At the DEF CON hacker conference in Las Vegas this week, the US Defense Advanced Research Projects Agency (DARPA)’s much-anticipated event finally took place – the “world’s first all-machine hacking tournament.”
Over the last few years, seven teams built their own “Cyber Reasoning System” (CRS), automatic systems that sniff out security issues in software – learning as they go – and fixing the problems, too.
Each team’s CRS competed during a 12-hour capture-the-flag event. It was assessed based on how well it performed against specific challenges: evaluating flaws and fixing them while making sure their fixes didn’t fundamentally change the software’s performance.
Born from faculty and alumni of Carnegie Mellon University, ForAllSecure were the overall winners of the tournament. The team netted the $2m Grand Prize with their CRS, named “Mayhem”.

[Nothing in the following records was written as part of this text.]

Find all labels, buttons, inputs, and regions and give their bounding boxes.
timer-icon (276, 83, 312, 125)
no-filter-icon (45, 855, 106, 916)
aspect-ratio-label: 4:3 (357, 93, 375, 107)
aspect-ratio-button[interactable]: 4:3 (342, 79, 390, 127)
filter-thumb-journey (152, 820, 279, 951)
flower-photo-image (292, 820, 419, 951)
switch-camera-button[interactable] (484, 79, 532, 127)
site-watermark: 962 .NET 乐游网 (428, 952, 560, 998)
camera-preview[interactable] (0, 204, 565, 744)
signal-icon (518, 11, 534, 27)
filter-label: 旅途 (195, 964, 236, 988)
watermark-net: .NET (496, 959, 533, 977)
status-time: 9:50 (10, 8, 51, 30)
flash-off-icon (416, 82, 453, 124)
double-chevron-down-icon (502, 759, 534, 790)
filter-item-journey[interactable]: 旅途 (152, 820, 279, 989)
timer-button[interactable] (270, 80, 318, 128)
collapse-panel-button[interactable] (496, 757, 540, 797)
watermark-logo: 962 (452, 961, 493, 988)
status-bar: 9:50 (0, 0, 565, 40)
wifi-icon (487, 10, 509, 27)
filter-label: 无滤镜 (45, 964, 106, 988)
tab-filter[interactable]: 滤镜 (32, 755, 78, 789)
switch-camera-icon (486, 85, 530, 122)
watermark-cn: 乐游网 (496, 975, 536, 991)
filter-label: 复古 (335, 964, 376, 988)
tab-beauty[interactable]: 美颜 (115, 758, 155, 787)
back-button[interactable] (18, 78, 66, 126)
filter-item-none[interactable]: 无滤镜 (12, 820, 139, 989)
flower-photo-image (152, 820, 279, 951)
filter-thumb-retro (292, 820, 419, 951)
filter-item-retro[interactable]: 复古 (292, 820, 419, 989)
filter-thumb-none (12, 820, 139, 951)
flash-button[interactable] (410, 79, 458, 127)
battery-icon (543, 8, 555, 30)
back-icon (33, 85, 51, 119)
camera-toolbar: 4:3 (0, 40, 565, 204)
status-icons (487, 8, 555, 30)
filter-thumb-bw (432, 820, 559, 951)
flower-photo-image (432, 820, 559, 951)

DARPA wants to speed up a lot of components in security research – like finding vulnerabilities, patch creation and application – by using machine learning to have computers do this work automatically, and a lot faster than humans would.

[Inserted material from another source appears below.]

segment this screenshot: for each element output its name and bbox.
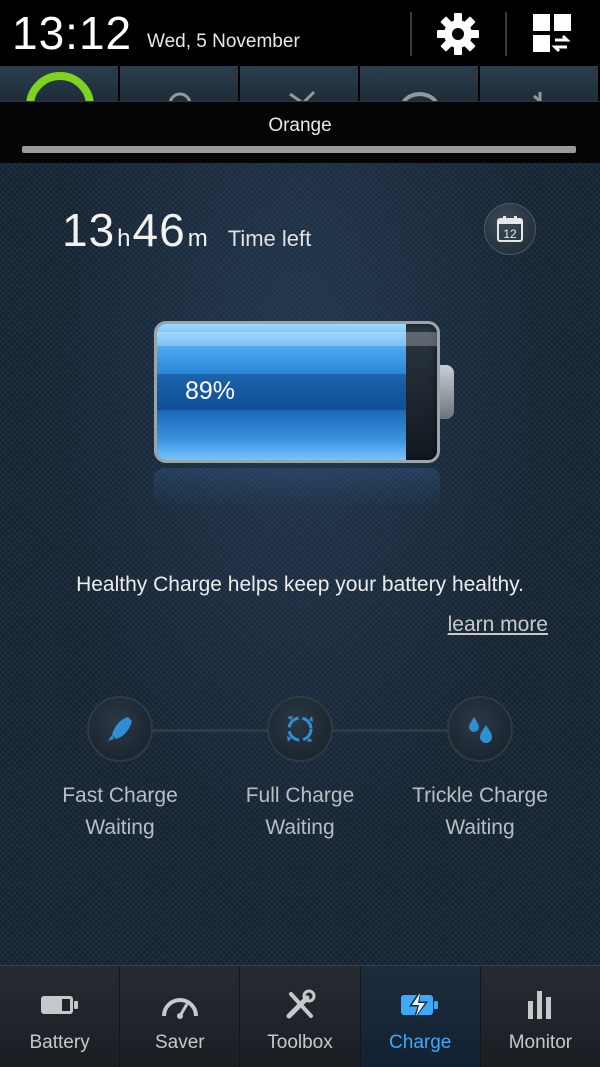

The reason DARPA wants to take these tasks out of human hands is that we just can’t keep up with all the security flaws and related maintenance and mitigation tasks.
As we’ve previously noted here on Naked Security, one of the reasons the idea of automated security is so powerful is that defenders have to try to lock down all possible attack vectors, while an attacker only needs to have one success.

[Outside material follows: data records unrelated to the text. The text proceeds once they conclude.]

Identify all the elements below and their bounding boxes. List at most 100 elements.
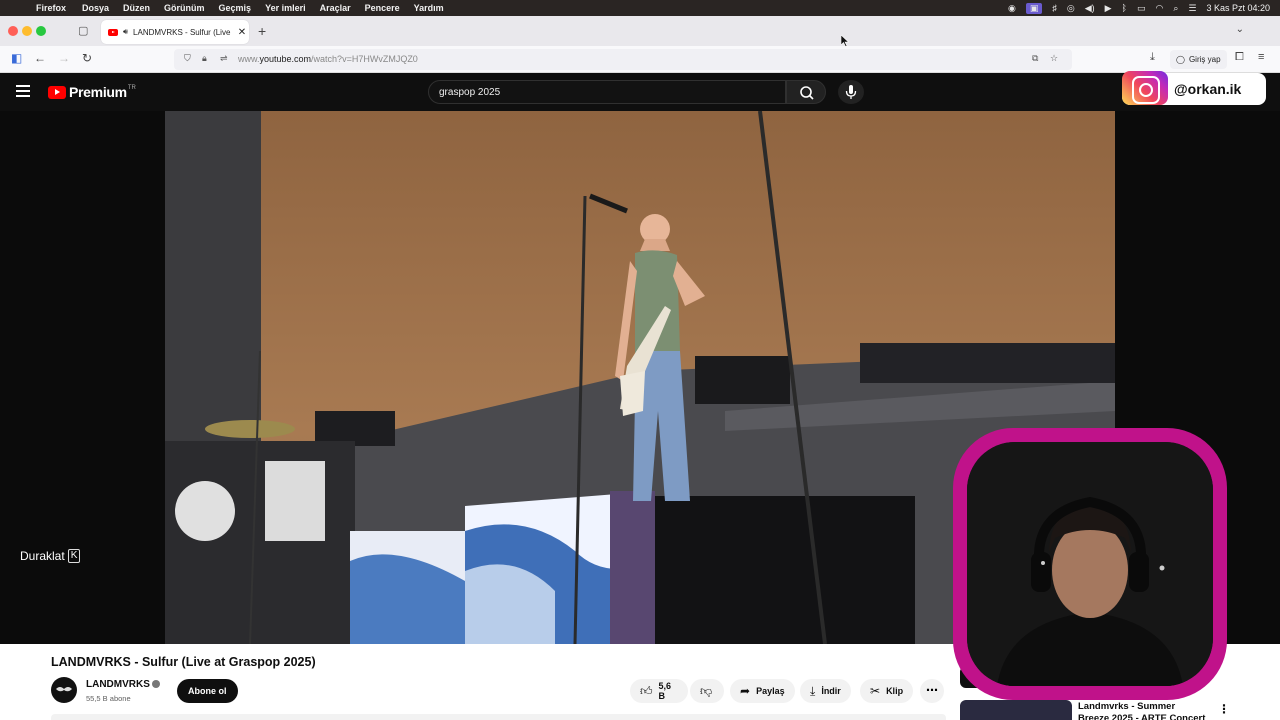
description-box[interactable] <box>51 714 946 720</box>
control-center-icon[interactable]: ☰ <box>1188 3 1196 14</box>
video-title: LANDMVRKS - Sulfur (Live at Graspop 2025… <box>51 655 316 669</box>
instagram-handle: @orkan.ik <box>1174 81 1242 97</box>
reload-button[interactable]: ↻ <box>82 51 92 65</box>
display-icon[interactable]: ▣ <box>1025 2 1043 14</box>
share-button[interactable]: ➦ Paylaş <box>730 679 795 703</box>
screen-record-icon[interactable]: ◉ <box>1008 3 1016 14</box>
play-icon[interactable]: ▶ <box>1105 3 1112 14</box>
browser-tab[interactable]: 🔊︎ LANDMVRKS - Sulfur (Live ✕ <box>101 20 249 44</box>
tab-close-icon[interactable]: ✕ <box>235 27 249 38</box>
permissions-icon[interactable]: ⇌ <box>220 53 228 64</box>
signin-button[interactable]: ◯ Giriş yap <box>1170 50 1227 69</box>
search-button[interactable] <box>786 80 826 104</box>
download-icon: ⤓ <box>810 683 816 698</box>
url-text[interactable]: www.youtube.com/watch?v=H7HWvZMJQZ0 <box>238 54 418 64</box>
youtube-logo-icon <box>48 85 66 99</box>
new-tab-button[interactable]: + <box>258 23 266 39</box>
pause-hint: Duraklat K <box>20 549 81 563</box>
bookmark-star-icon[interactable]: ☆ <box>1050 53 1058 64</box>
signin-label: Giriş yap <box>1188 55 1221 64</box>
menu-araclar[interactable]: Araçlar <box>320 3 351 13</box>
like-count: 5,6 B <box>658 681 672 701</box>
shield-icon[interactable]: ⛉ <box>184 53 191 64</box>
window-close-button[interactable] <box>8 26 18 36</box>
search-icon <box>800 86 814 100</box>
dislike-button[interactable]: 👎︎ <box>690 679 724 703</box>
menu-yer-imleri[interactable]: Yer imleri <box>265 3 306 13</box>
extensions-icon[interactable]: ⧠ <box>1235 51 1244 64</box>
tab-overview-icon[interactable]: ▢ <box>78 24 88 37</box>
pause-shortcut-key: K <box>67 549 81 563</box>
lock-icon[interactable]: 🔒︎ <box>202 53 207 64</box>
menu-duzen[interactable]: Düzen <box>123 3 150 13</box>
search-input[interactable]: graspop 2025 <box>428 80 786 104</box>
back-button[interactable]: ← <box>34 51 46 65</box>
url-bar[interactable]: ⛉ 🔒︎ ⇌ www.youtube.com/watch?v=H7HWvZMJQ… <box>174 49 1072 70</box>
share-icon: ➦ <box>740 684 751 698</box>
recommended-thumbnail[interactable] <box>960 700 1072 720</box>
vpn-icon[interactable]: ◎ <box>1067 3 1075 14</box>
download-button[interactable]: ⤓ İndir <box>800 679 851 703</box>
battery-icon[interactable]: ▭ <box>1137 3 1146 14</box>
downloads-icon[interactable]: ⤓ <box>1150 51 1155 64</box>
like-button[interactable]: 👍︎ 5,6 B <box>630 679 688 703</box>
account-icon: ◯ <box>1176 55 1185 64</box>
tab-strip: ▢ 🔊︎ LANDMVRKS - Sulfur (Live ✕ + ⌄ <box>0 16 1280 46</box>
window-zoom-button[interactable] <box>36 26 46 36</box>
clip-button[interactable]: ✂ Klip <box>860 679 914 703</box>
voice-search-button[interactable] <box>838 80 864 104</box>
clip-label: Klip <box>886 686 904 696</box>
volume-icon[interactable]: ◀) <box>1085 3 1095 14</box>
channel-avatar[interactable] <box>51 677 77 703</box>
thumbs-up-icon: 👍︎ <box>640 683 653 698</box>
recommended-title[interactable]: Landmvrks - Summer Breeze 2025 - ARTE Co… <box>1078 701 1208 720</box>
webcam-overlay <box>953 428 1227 700</box>
more-actions-button[interactable]: ⋯ <box>920 679 944 703</box>
picture-in-picture-icon[interactable]: ⧉ <box>1032 53 1038 64</box>
sidebar-icon[interactable]: ◧ <box>11 51 22 65</box>
spotlight-icon[interactable]: ⌕ <box>1173 3 1178 14</box>
menu-gecmis[interactable]: Geçmiş <box>219 3 252 13</box>
youtube-premium-logo[interactable]: Premium TR <box>48 84 136 100</box>
subscribe-button[interactable]: Abone ol <box>177 679 238 703</box>
logo-text: Premium <box>69 84 127 100</box>
verified-icon <box>152 680 160 688</box>
bluetooth-icon[interactable]: ᛒ <box>1122 3 1127 13</box>
webcam-feed <box>967 442 1213 686</box>
subscriber-count: 55,5 B abone <box>86 694 131 703</box>
channel-logo-icon <box>56 687 72 692</box>
streamer-image <box>967 442 1213 686</box>
microphone-icon <box>845 85 857 99</box>
scissors-icon: ✂ <box>870 684 881 698</box>
pause-label: Duraklat <box>20 549 65 563</box>
status-area: ◉ ▣ ♯ ◎ ◀) ▶ ᛒ ▭ ◠ ⌕ ☰ 3 Kas Pzt 04:20 <box>1008 0 1270 16</box>
window-minimize-button[interactable] <box>22 26 32 36</box>
youtube-favicon-icon <box>108 28 118 36</box>
mouse-cursor-icon <box>841 35 849 47</box>
menu-pencere[interactable]: Pencere <box>365 3 400 13</box>
macos-menubar: Firefox Dosya Düzen Görünüm Geçmiş Yer i… <box>0 0 1280 16</box>
channel-name[interactable]: LANDMVRKS <box>86 679 150 690</box>
menu-dosya[interactable]: Dosya <box>82 3 109 13</box>
hamburger-menu-icon[interactable] <box>16 85 30 97</box>
menubar-clock[interactable]: 3 Kas Pzt 04:20 <box>1206 3 1270 13</box>
menu-yardim[interactable]: Yardım <box>414 3 444 13</box>
tab-title: LANDMVRKS - Sulfur (Live <box>133 27 231 37</box>
logo-region: TR <box>127 85 136 91</box>
share-label: Paylaş <box>756 686 785 696</box>
forward-button[interactable]: → <box>58 51 70 65</box>
download-label: İndir <box>821 686 841 696</box>
menu-firefox[interactable]: Firefox <box>36 3 66 13</box>
thumbs-down-icon: 👎︎ <box>700 683 713 698</box>
instagram-overlay: @orkan.ik <box>1122 71 1266 105</box>
navigation-bar: ◧ ← → ↻ ⛉ 🔒︎ ⇌ www.youtube.com/watch?v=H… <box>0 46 1280 73</box>
menu-gorunum[interactable]: Görünüm <box>164 3 205 13</box>
instagram-icon <box>1122 71 1168 105</box>
app-menu-icon[interactable]: ≡ <box>1258 51 1264 63</box>
recommended-more-icon[interactable]: ⋮ <box>1218 702 1230 716</box>
list-tabs-icon[interactable]: ⌄ <box>1236 24 1244 35</box>
youtube-header: Premium TR graspop 2025 <box>0 73 1280 111</box>
menu-extra-icon[interactable]: ♯ <box>1052 3 1057 13</box>
wifi-icon[interactable]: ◠ <box>1155 3 1163 14</box>
speaker-icon[interactable]: 🔊︎ <box>123 27 128 37</box>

“Our best data tell us that that hole will work for about a year before it’s discovered by defenders… You want computers to be able to defend themselves, and it’s going to change the balance of power between attackers and defenders.” – DARPA program manager Mike Walker, 60 Minutes
Given how long it can take for an attack on an organization’s systems to even be noticed, let alone fixed, if defenders have automated machine-learning arsenals on their side, the fight becomes that bit fairer.
The implications of the success of the CRS tournament are indeed wide-ranging. Securing the software that runs our electrical and water infrastructure with CRS testing could help keep these sensitive systems tightly secured. And the rampant security lapses we see in consumer IoT devices could be significantly reduced if tested and fixed by automated CRS testing.
The CRS shown at the DARPA tournament demonstrate proofs of a concept that could change the face of security as we know it. But no one’s in danger of losing their information security careers to the robot overlords just yet.
It may not be too far away though, after all, there are already services to automate blog writing.